Thread: performance issues for processing more then 150000 records / day.

performance issues for processing more then 150000 records / day.

From
"Jakab Laszlo"
Date:
Hello,
 
We would like to use PostgreSQL for one project.
This project would need to handle some of 150000 - 200000 (thousands records) per day.
 
Is there somebody having experience with Postgresql in this kind of environment.
Can anybody advice us regarding specific PostgreSQL issues for such kind of datamanipulation ?
 
Best Regards,
Jaki

Re: performance issues for processing more then 150000 records / day.

From
"Christopher Kings-Lynne"
Date:
Hi Jakab,
 
I don't see why postgresql wouldn't be able to handle that - it's a relatively small amount of data.
 
When you say 150000 records/day, do you mean:
 
1. 150000 inserts/day (ie. database grows constantly, quickly)
2. 150000 updates/deletes/day
3. 150000 transactions/select/day
 
If you give us a little more information, we'll be able to help you tune your postgres for your application.
 
Regards,
 
Chris
 
----- Original Message -----
Sent: Friday, February 21, 2003 3:48 PM
Subject: [PERFORM] performance issues for processing more then 150000 records / day.

Hello,
 
We would like to use PostgreSQL for one project.
This project would need to handle some of 150000 - 200000 (thousands records) per day.
 
Is there somebody having experience with Postgresql in this kind of environment.
Can anybody advice us regarding specific PostgreSQL issues for such kind of datamanipulation ?
 
Best Regards,
Jaki

Re: performance issues for processing more then 150000 records / day.

From
"Jakab Laszlo"
Date:
Hello Chris,
 
I mean here 150000 inserts/day ( quickly grows constantly )...  - with transactions and on the same table ... maybe after one significant amount of time we can move the records of one year to one archive table ...
And some 2-3 millions of selects / day ...
 
I would like to know also some hardware related advice.
 
thanks,
Jaki
----- Original Message -----
Sent: Friday, February 21, 2003 10:04 AM
Subject: Re: [PERFORM] performance issues for processing more then 150000 records / day.

Hi Jakab,
 
I don't see why postgresql wouldn't be able to handle that - it's a relatively small amount of data.
 
When you say 150000 records/day, do you mean:
 
1. 150000 inserts/day (ie. database grows constantly, quickly)
2. 150000 updates/deletes/day
3. 150000 transactions/select/day
 
If you give us a little more information, we'll be able to help you tune your postgres for your application.
 
Regards,
 
Chris
 
----- Original Message -----
Sent: Friday, February 21, 2003 3:48 PM
Subject: [PERFORM] performance issues for processing more then 150000 records / day.

Hello,
 
We would like to use PostgreSQL for one project.
This project would need to handle some of 150000 - 200000 (thousands records) per day.
 
Is there somebody having experience with Postgresql in this kind of environment.
Can anybody advice us regarding specific PostgreSQL issues for such kind of datamanipulation ?
 
Best Regards,
Jaki

Re: performance issues for processing more then 150000 records / day.

From
"Shridhar Daithankar"
Date:
On 21 Feb 2003 at 10:33, Jakab Laszlo wrote:

>
> Hello Chris,
>
> I mean here 150000 inserts/day ( quickly grows constantly )... - with
> transactions and on the same table ... maybe after onesignificant amount of
> time we can move the records of one year to one archivetable ...
> Andsome 2-3 millions of selects / day ...
>
> I would like to know also some hardware related advice.
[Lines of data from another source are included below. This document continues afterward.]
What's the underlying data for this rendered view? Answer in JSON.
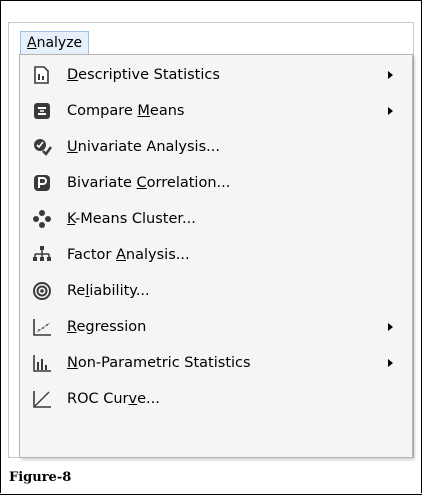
{
  "menu": {
    "title_parts": [
      "A",
      "nalyze"
    ],
    "items": [
      {
        "pre": "",
        "u": "D",
        "post": "escriptive Statistics",
        "icon": "descriptive-statistics-icon",
        "submenu": true
      },
      {
        "pre": "Compare ",
        "u": "M",
        "post": "eans",
        "icon": "compare-means-icon",
        "submenu": true
      },
      {
        "pre": "",
        "u": "U",
        "post": "nivariate Analysis...",
        "icon": "univariate-analysis-icon",
        "submenu": false
      },
      {
        "pre": "Bivariate ",
        "u": "C",
        "post": "orrelation...",
        "icon": "bivariate-correlation-icon",
        "submenu": false
      },
      {
        "pre": "",
        "u": "K",
        "post": "-Means Cluster...",
        "icon": "kmeans-cluster-icon",
        "submenu": false
      },
      {
        "pre": "Factor ",
        "u": "A",
        "post": "nalysis...",
        "icon": "factor-analysis-icon",
        "submenu": false
      },
      {
        "pre": "Re",
        "u": "l",
        "post": "iability...",
        "icon": "reliability-icon",
        "submenu": false
      },
      {
        "pre": "",
        "u": "R",
        "post": "egression",
        "icon": "regression-icon",
        "submenu": true
      },
      {
        "pre": "",
        "u": "N",
        "post": "on-Parametric Statistics",
        "icon": "non-parametric-statistics-icon",
        "submenu": true
      },
      {
        "pre": "ROC Cur",
        "u": "v",
        "post": "e...",
        "icon": "roc-curve-icon",
        "submenu": false
      }
    ]
  },
  "caption": "Figure-8",
  "colors": {
    "menu_bg": "#f5f5f5",
    "title_highlight": "#e6f0fb",
    "icon_dark": "#3a3a3a"
  }
}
Use a 64 bit machine with SCSI, preferrably RAID to start with. You can search
list archives for similar problems and solutions.

HTH

Bye
 Shridhar

--
Fog Lamps, n.:    Excessively (often obnoxiously) bright lamps mounted on the
fronts    of automobiles; used on dry, clear nights to indicate that the    driver's
brain is in a fog.  See also "Idiot Lights".
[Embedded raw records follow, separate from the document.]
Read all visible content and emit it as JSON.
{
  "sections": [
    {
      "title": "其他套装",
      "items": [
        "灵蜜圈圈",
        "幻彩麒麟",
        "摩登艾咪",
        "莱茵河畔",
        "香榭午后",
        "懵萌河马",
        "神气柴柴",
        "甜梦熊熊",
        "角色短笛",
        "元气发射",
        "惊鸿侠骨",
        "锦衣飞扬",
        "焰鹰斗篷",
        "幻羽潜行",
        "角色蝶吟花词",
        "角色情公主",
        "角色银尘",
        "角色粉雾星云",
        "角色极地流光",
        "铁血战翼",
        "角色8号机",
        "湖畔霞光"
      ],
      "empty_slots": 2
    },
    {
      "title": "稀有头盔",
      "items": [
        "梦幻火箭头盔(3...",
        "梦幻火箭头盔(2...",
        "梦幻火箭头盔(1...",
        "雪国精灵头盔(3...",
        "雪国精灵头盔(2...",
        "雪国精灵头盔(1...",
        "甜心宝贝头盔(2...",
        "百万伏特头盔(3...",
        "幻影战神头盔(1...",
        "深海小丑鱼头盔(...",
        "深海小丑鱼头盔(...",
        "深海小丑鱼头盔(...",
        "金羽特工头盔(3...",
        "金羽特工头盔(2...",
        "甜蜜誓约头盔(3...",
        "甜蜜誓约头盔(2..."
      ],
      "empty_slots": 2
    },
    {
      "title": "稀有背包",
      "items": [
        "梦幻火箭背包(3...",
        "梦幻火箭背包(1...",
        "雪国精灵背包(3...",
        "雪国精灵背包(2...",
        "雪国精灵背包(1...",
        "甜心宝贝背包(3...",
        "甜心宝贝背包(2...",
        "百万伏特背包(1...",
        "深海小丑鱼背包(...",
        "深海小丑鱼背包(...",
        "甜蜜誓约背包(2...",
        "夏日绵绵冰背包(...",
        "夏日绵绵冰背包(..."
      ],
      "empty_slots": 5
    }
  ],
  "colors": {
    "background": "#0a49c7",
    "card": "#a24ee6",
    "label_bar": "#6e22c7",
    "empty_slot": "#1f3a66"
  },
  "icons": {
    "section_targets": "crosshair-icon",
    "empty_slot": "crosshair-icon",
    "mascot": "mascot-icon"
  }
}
Re: performance issues for processing more then 150000

From
Justin Clift
Date:
Jakab Laszlo wrote:
> Hello Chris,
>
> I mean here 150000 inserts/day ( quickly grows constantly )...  - with
> transactions and on the same table ... maybe after one significant
> amount of time we can move the records of one year to one archive table ...
> And some 2-3 millions of selects / day ...
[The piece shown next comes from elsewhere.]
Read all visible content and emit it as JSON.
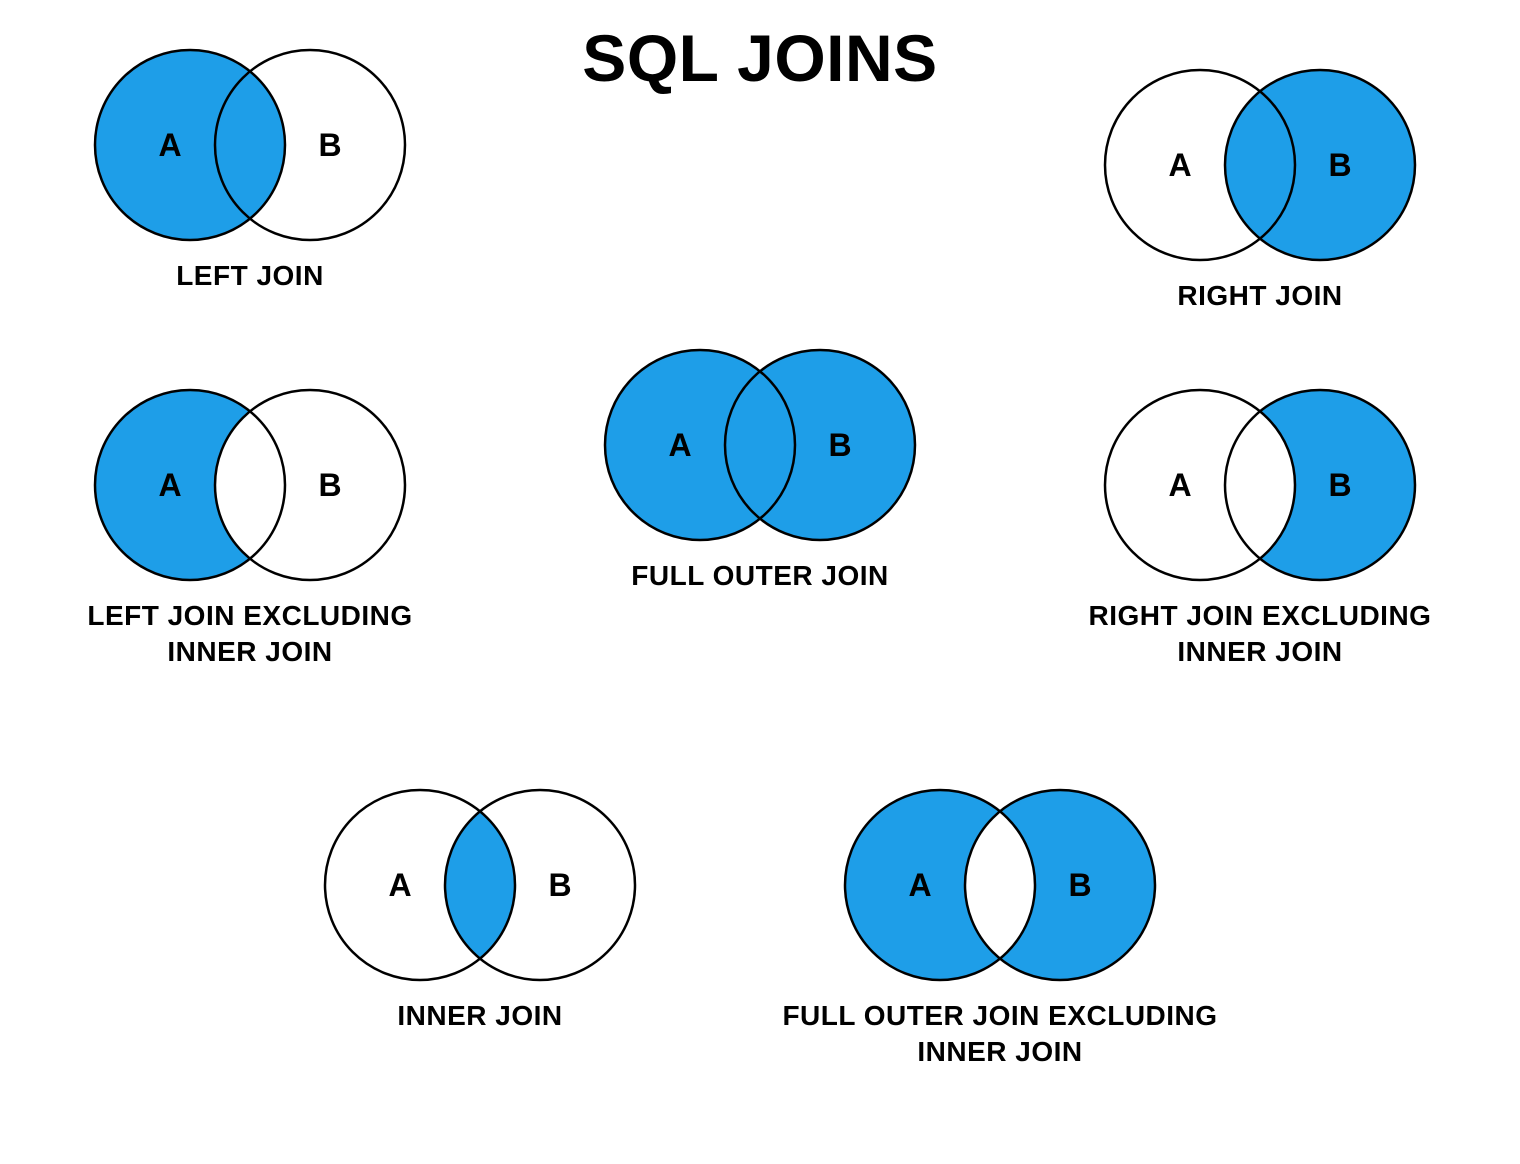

That's no problem at all, depending on:

  + How complex are the queries you're intending on running?

  + How will the data be spread between the tables?

  + The amount of data per row also makes a difference, if it is
extremely large.


> I would like to know also some hardware related advice.

You're almost definitely going to be needing a SCSI or better RAID
array, plus a server with quite a few GB's of ECC memory.

If you need to get specific about hardware to the point of knowing
exactly what you're needing, you're likely best to pay a good PostgreSQL
consultant to study your proposal in depth.

Hope this helps.

Regards and best wishes,

Justin Clift


> thanks,
> Jaki

--
"My grandfather once told me that there are two kinds of people: those
who work and those who take the credit. He told me to try to be in the
first group; there was less competition there."
- Indira Gandhi


Re: performance issues for processing more then 150000

From
"Jakab Laszlo"
Date:
> Jakab Laszlo wrote:
> > Hello Chris,
> >
> > I mean here 150000 inserts/day ( quickly grows constantly )...  - with
> > transactions and on the same table ... maybe after one significant
> > amount of time we can move the records of one year to one archive table
...
> > And some 2-3 millions of selects / day ...
>
> That's no problem at all, depending on:
>
>   + How complex are the queries you're intending on running?
>   + How will the data be spread between the tables?
>
>   + The amount of data per row also makes a difference, if it is
> extremely large.
>

The main information is a barcode.  The big table will have aprox 3 fields
(just id type fields).
Not so complex there will be mainly about 50 tables with all the info
totally normalized and with some around 10-20 tables which make the links
between them.  Usually the join is starting form one much smaller table and
with left join goes trough the big table (barcodes) and maybe also on other
tables.
And then this table with barcode (this is the bigone with 150000
records/day) linked to other smaller tables. ( 1 bigger with aprox 7000
inserts/day).

> > I would like to know also some hardware related advice.
>
> You're almost definitely going to be needing a SCSI or better RAID
> array, plus a server with quite a few GB's of ECC memory.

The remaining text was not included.